The Victorian government appeared to withdraw its unwavering support for the LGBTI rights campaigner following the latest scandal, insisting the multi-million-dollar taxpayer-funded program was “bigger than any one person”.
“People have a right to peacefully protest; however, violence is never acceptable,” a government spokeswoman said in a statement yesterday, after Education Minister James Merlino refused to be personally drawn on the incident.
“We stand by our commitment to Safe Schools. It saves lives.”
The spokeswoman, however, declined to comment on Ms Ward’s ongoing role managing the program, saying it was “a matter for La Trobe (university)”, which manages the program on behalf of the state.

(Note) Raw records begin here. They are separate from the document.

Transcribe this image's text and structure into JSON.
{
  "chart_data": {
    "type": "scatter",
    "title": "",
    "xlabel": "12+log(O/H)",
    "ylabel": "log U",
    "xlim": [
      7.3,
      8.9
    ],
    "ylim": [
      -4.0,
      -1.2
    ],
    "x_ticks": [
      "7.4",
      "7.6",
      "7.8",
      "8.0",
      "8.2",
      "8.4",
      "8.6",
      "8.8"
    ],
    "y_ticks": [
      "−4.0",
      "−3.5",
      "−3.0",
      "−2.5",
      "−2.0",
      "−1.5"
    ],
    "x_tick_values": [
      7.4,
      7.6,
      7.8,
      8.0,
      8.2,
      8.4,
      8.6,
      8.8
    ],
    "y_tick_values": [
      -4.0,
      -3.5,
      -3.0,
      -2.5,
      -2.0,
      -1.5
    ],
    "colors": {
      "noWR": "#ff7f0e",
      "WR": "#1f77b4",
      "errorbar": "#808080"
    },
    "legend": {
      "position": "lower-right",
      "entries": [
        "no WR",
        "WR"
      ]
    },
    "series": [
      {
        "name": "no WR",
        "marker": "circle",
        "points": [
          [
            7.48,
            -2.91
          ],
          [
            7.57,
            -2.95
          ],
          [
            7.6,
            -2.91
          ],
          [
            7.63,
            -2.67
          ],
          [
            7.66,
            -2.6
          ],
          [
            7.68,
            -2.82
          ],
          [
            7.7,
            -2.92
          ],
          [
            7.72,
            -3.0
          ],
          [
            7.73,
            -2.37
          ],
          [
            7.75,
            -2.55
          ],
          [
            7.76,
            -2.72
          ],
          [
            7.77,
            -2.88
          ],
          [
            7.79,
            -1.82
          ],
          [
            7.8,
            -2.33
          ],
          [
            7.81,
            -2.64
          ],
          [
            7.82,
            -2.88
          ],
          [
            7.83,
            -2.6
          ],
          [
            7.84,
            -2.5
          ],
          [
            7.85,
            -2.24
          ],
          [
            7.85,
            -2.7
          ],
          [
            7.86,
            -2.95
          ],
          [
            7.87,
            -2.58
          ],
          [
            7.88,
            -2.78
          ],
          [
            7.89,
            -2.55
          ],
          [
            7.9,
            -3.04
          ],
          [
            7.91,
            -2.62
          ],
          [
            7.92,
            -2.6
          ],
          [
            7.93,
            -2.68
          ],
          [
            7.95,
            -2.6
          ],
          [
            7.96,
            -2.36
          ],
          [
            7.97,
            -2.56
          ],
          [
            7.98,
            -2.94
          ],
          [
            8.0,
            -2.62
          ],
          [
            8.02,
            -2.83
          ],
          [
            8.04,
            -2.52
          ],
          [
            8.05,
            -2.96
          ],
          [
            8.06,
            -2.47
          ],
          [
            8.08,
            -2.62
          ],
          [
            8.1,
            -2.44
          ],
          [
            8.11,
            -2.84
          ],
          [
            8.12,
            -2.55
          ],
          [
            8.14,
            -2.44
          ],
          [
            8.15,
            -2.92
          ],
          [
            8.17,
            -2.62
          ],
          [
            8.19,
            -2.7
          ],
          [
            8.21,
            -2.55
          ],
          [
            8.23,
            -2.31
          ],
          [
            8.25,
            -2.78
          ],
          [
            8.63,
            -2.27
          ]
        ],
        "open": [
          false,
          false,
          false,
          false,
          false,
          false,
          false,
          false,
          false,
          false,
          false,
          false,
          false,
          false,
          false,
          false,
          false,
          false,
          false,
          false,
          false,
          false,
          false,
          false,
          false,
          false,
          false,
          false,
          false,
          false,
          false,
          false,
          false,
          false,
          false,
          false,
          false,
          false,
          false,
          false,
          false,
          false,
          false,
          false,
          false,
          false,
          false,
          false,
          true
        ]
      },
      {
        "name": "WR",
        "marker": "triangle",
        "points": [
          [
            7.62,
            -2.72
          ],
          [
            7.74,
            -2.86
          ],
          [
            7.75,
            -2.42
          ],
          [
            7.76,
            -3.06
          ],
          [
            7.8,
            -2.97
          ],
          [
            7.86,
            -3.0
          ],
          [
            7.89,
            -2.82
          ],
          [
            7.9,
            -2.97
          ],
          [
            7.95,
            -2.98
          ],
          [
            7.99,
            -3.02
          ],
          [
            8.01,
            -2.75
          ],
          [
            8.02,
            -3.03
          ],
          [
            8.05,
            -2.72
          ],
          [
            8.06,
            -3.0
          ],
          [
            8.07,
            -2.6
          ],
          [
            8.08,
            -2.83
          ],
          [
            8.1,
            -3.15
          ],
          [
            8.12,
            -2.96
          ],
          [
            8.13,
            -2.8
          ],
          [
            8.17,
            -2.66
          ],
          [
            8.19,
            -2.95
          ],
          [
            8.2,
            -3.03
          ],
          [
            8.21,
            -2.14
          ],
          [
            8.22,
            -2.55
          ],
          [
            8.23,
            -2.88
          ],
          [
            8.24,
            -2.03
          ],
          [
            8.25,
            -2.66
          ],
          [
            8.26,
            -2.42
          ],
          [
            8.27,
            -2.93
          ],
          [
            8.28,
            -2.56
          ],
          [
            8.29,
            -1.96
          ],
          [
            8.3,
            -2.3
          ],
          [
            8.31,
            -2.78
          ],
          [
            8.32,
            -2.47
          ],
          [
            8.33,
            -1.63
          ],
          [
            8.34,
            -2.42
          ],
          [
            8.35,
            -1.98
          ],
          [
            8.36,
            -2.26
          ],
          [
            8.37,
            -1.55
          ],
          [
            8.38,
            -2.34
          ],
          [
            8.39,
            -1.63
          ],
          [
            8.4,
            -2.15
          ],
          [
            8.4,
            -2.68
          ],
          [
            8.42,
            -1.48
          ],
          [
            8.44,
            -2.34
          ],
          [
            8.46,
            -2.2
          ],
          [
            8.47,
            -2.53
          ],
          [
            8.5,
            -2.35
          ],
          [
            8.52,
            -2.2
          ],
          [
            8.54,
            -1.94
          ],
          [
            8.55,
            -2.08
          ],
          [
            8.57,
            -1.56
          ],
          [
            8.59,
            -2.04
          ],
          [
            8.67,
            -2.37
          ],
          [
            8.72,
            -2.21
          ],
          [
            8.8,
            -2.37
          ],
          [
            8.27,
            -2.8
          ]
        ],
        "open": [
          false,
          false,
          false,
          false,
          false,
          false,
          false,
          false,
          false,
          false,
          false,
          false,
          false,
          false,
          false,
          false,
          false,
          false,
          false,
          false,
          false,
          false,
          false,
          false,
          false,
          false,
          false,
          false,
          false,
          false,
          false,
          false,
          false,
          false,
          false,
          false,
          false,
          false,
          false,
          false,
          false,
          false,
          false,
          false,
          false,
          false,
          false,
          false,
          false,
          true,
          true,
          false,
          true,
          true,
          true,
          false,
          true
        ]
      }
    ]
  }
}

La Trobe briefly suspended the Marxist academic this year over a Facebook post decrying the Australian flag as racist before legal threats from the union forced the university to back down.
Ms Ward’s conduct at a November 12 anti-Donald Trump rally in Melbourne attracted widespread condemnation yesterday, with many questioning the apparent hypocrisy of an anti-bullying campaigner physically interfering with a person because of their politics.

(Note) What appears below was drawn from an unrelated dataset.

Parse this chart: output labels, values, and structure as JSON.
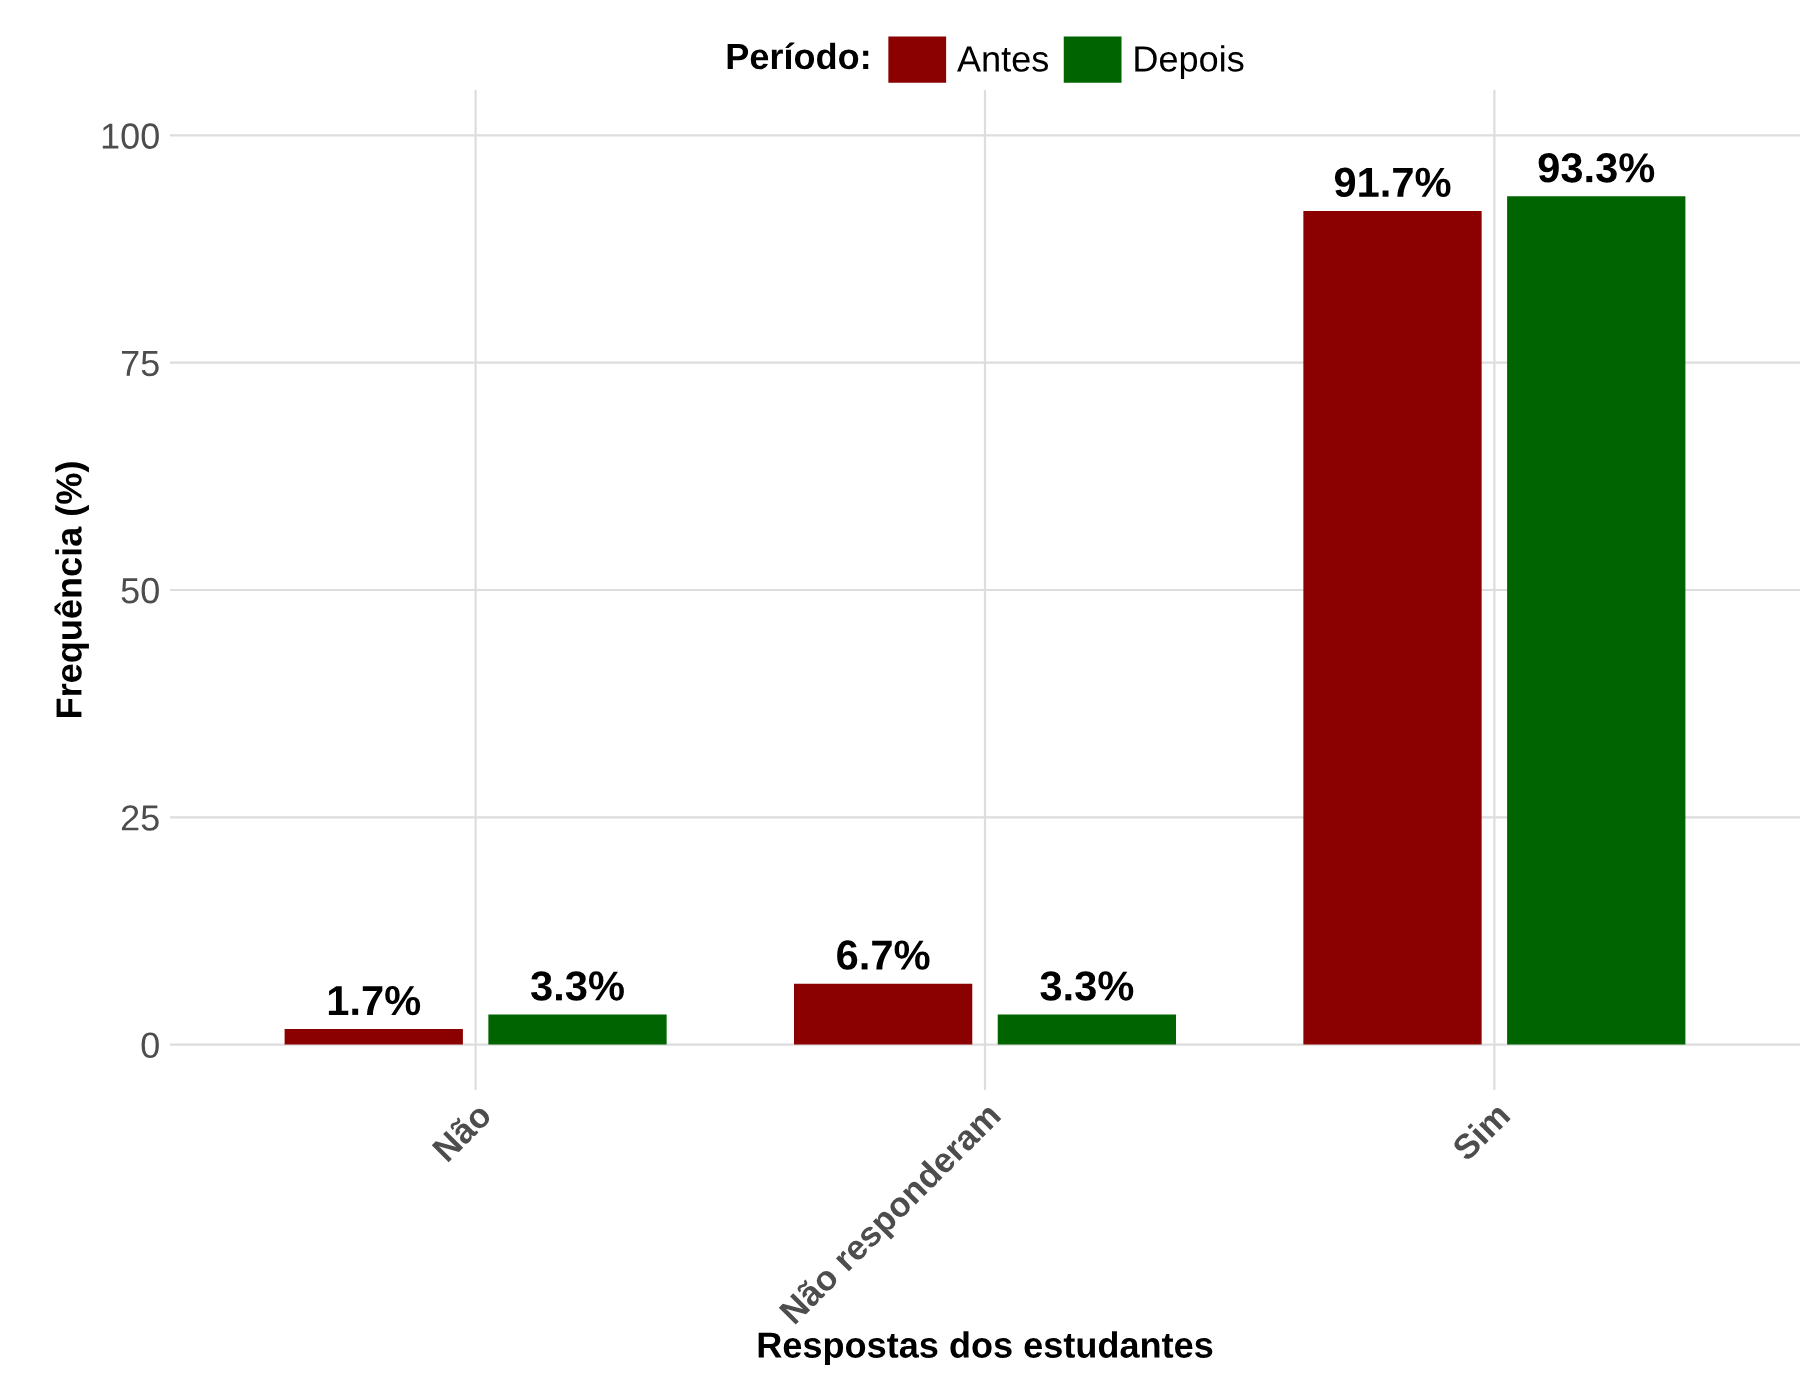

The images show her trying to remove a cap from a man wearing a T-shirt emblazoned with “Trump 2016”. She is seen smirking while the man tries to shield himself from her.
Ms Ward declined a request to explain her actions.
Victorian shadow parliamentary secretary Tim Smith led calls for Ms Ward’s resignation, describing her position as untenable. “Roz Ward receives taxpayer money to get on her pedestal preaching about tolerance … yet she’s been caught basically being very intolerant and threatening towards someone because she didn’t like his hat,” he said. “She’s got to go.”
South Australian Liberal senator Cory Bernardi, who has criticised the Safe Schools program for pushing a “homosexual agenda” on to young children, described Ms Ward as a “hypocrite”.
Australian Christian Lobby managing director Lyle Shelton called on the government to cease providing taxpayers’ money to “teach children their gender is fluid, under the pretence of anti-bullying programs”.
“(Ms) Ward has always said Safe Schools was more about overturning notions of ‘heteronormativity’, including those protected in the Marriage Act, than about anti-bullying messages,” he said. “Her actions in bullying an innocent bystander prove this.”
The National Tertiary Education Union’s Colin Long defended Ms Ward. “It looked like a bit of fun and games to me,” he said. “I don’t imagine any threat to her employment, but we’d defend her to the hilt if there was.”
La Trobe University declined to comment.